Во всех комнатах дома звучала музыка-старики Фошероны содержали частную музыкальную школу.

Каждый день из деревни Ниёль-сюр-Мер приходил Жерар Мовуазен, худощавый молодой человек со скрипичным футляром под мышкой.

А вечером Элиза, одна из дочерей Фошерона, ждала его под аркадами, и они, наверно, подолгу простаивали в темноте, прижавшись друг к другу, как та парочка, которую видел Жиль, высаживаясь на берег.

Они уехали в Париж.
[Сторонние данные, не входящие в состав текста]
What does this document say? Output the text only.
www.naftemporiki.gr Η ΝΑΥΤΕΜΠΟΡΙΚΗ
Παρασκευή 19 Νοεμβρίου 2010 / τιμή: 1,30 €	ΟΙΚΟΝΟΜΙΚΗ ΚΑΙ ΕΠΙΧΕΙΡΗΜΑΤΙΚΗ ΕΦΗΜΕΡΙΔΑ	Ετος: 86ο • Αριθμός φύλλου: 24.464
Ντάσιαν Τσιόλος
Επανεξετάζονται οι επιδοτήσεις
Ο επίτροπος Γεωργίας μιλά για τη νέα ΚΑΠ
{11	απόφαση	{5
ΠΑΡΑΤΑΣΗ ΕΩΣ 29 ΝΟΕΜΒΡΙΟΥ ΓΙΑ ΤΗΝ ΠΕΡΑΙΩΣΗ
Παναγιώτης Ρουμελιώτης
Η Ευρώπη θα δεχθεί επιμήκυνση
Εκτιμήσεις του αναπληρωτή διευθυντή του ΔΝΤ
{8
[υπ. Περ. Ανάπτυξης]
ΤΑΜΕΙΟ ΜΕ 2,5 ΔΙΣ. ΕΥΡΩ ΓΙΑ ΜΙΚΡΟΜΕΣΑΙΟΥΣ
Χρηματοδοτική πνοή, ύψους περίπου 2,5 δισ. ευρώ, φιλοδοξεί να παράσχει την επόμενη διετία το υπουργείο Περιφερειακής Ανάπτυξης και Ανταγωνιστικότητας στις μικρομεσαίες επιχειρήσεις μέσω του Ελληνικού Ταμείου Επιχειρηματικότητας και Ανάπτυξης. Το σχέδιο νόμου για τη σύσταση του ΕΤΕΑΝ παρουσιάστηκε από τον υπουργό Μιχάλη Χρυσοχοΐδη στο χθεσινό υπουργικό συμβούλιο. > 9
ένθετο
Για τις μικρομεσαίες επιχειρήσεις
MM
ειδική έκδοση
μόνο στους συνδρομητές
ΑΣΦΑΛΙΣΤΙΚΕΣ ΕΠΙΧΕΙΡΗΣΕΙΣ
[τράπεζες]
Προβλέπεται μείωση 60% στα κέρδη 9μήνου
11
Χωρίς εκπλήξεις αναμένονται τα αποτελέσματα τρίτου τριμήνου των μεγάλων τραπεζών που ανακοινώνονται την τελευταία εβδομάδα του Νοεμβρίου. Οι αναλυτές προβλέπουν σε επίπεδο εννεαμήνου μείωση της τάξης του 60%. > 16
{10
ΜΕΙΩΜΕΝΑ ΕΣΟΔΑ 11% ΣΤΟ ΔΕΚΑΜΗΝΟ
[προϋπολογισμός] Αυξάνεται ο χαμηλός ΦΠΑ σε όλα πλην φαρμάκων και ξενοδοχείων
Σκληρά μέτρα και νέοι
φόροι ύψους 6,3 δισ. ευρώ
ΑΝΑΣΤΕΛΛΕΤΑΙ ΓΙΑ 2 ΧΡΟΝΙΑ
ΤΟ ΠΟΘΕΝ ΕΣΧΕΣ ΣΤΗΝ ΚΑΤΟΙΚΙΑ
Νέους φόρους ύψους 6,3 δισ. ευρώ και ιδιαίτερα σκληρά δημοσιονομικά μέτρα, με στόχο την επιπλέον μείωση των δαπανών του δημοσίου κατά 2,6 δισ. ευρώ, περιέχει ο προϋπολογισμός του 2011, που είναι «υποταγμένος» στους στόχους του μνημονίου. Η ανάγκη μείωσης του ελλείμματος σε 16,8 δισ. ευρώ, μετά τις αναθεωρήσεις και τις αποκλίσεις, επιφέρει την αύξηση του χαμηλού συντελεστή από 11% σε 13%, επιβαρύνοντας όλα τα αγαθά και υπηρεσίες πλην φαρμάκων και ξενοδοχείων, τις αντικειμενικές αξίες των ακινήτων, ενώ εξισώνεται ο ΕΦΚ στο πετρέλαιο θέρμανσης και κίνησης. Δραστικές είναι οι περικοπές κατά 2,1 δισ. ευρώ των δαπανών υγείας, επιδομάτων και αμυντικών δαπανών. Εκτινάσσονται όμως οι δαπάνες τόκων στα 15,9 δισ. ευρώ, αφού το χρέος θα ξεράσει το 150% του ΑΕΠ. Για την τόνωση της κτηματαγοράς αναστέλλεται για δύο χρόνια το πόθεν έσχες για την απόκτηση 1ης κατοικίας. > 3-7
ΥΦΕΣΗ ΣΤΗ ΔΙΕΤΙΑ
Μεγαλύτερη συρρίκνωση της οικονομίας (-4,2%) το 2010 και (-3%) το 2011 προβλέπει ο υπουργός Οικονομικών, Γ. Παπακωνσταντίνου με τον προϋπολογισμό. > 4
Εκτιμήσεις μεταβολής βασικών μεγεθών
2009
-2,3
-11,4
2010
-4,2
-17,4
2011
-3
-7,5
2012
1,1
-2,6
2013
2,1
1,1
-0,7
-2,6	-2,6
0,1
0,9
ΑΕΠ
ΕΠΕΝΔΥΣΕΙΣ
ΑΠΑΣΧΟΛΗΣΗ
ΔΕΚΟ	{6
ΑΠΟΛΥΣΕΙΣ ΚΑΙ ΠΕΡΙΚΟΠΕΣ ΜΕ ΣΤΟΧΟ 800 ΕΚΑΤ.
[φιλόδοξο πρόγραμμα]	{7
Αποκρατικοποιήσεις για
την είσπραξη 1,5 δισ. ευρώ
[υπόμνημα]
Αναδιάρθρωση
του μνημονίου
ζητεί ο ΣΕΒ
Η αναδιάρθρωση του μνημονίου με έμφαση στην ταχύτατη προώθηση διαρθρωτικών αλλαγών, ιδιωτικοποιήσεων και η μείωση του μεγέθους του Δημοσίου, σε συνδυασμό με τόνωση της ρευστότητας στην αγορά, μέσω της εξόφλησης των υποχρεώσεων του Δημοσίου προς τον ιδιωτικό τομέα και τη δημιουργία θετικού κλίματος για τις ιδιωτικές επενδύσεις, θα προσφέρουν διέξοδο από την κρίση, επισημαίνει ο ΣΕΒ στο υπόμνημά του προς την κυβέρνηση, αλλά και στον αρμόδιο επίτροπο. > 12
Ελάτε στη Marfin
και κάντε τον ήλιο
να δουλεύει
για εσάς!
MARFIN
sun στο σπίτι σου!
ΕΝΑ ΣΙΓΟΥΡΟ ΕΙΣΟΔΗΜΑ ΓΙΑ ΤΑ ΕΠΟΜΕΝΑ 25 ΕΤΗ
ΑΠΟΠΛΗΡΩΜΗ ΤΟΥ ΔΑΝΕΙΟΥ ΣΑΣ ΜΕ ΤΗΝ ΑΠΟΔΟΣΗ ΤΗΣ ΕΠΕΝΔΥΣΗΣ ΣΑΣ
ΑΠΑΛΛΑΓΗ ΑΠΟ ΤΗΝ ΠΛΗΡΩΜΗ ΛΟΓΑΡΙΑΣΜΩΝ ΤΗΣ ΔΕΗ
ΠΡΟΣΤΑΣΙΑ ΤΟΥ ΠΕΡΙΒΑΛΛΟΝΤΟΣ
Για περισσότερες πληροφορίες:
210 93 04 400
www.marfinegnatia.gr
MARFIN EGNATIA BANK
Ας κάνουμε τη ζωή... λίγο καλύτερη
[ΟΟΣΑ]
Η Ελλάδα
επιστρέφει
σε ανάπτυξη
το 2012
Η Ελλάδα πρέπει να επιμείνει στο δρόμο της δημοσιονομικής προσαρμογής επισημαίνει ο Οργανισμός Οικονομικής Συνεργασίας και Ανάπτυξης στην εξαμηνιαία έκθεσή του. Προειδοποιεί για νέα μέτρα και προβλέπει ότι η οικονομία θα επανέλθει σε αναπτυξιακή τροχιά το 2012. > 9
Жерар Мовуазен играл в оркестрах кинематографов, изредка выступал в концертах, а потом пошло - город за городом, гостиница за гостиницей.

Интересно, знал ли кто-нибудь в Ла-Рошели, что Мовуазены подвизаются в варьете и цирках как фокусники и что Элиза в розовом трико...
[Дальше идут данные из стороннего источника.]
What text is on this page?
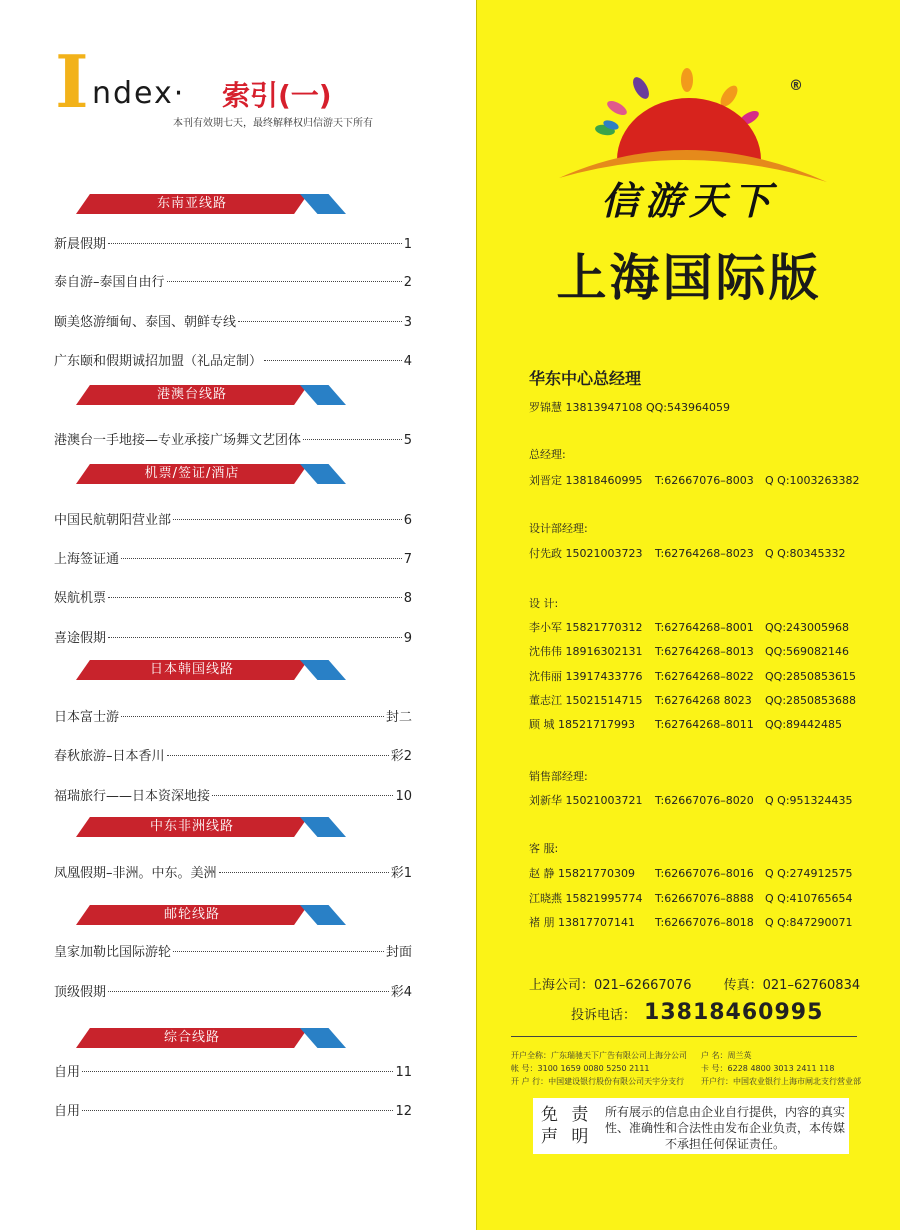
I ndex· 索引(一)
本刊有效期七天，最终解释权归信游天下所有
东南亚线路
新晨假期	1
泰自游–泰国自由行	2
颐美悠游缅甸、泰国、朝鲜专线	3
广东颐和假期诚招加盟（礼品定制）	4
港澳台线路
港澳台一手地接—专业承接广场舞文艺团体	5
机票/签证/酒店
中国民航朝阳营业部	6
上海签证通	7
娱航机票	8
喜途假期	9
日本韩国线路
日本富士游	封二
春秋旅游–日本香川	彩2
福瑞旅行——日本资深地接	10
中东非洲线路
凤凰假期–非洲。中东。美洲	彩1
邮轮线路
皇家加勒比国际游轮	封面
顶级假期	彩4
综合线路
自用	11
自用	12
®
信游天下
上海国际版
华东中心总经理
罗锦慧 13813947108 QQ:543964059
总经理:
刘晋定 13818460995 T:62667076–8003 Q Q:1003263382
设计部经理:
付先政 15021003723 T:62764268–8023 Q Q:80345332
设 计:
李小军 15821770312 T:62764268–8001 QQ:243005968
沈伟伟 18916302131 T:62764268–8013 QQ:569082146
沈伟丽 13917433776 T:62764268–8022 QQ:2850853615
董志江 15021514715 T:62764268 8023 QQ:2850853688
顾 城 18521717993 T:62764268–8011 QQ:89442485
销售部经理:
刘新华 15021003721 T:62667076–8020 Q Q:951324435
客 服:
赵 静 15821770309 T:62667076–8016 Q Q:274912575
江晓燕 15821995774 T:62667076–8888 Q Q:410765654
褚 朋 13817707141 T:62667076–8018 Q Q:847290071
上海公司：021–62667076 传真：021–62760834
投诉电话： 13818460995
开户全称：广东瑞驰天下广告有限公司上海分公司 户 名：周兰英
帐 号：3100 1659 0080 5250 2111	卡 号：6228 4800 3013 2411 118
开 户 行：中国建设银行股份有限公司天宇分支行 开户行：中国农业银行上海市闸北支行营业部
免 责 声 明
所有展示的信息由企业自行提供，内容的真实性、准确性和合法性由发布企业负责，本传媒不承担任何保证责任。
Именно такой, в розовом трико, облегающем широкие бедра, - мать до сих пор стояла перед глазами Жиля. Вот она во время номера подает затянутому во фрак отцу блестящие аксессуары...

Тронхейм... Белый шар на вывеске гостиницы...

- Послушай, Элиза, возьми себе отдельный номер. Я выпью грога, приму две таблетки аспирина и всю ночь буду потеть. Иначе с этой простудой не разделаешься.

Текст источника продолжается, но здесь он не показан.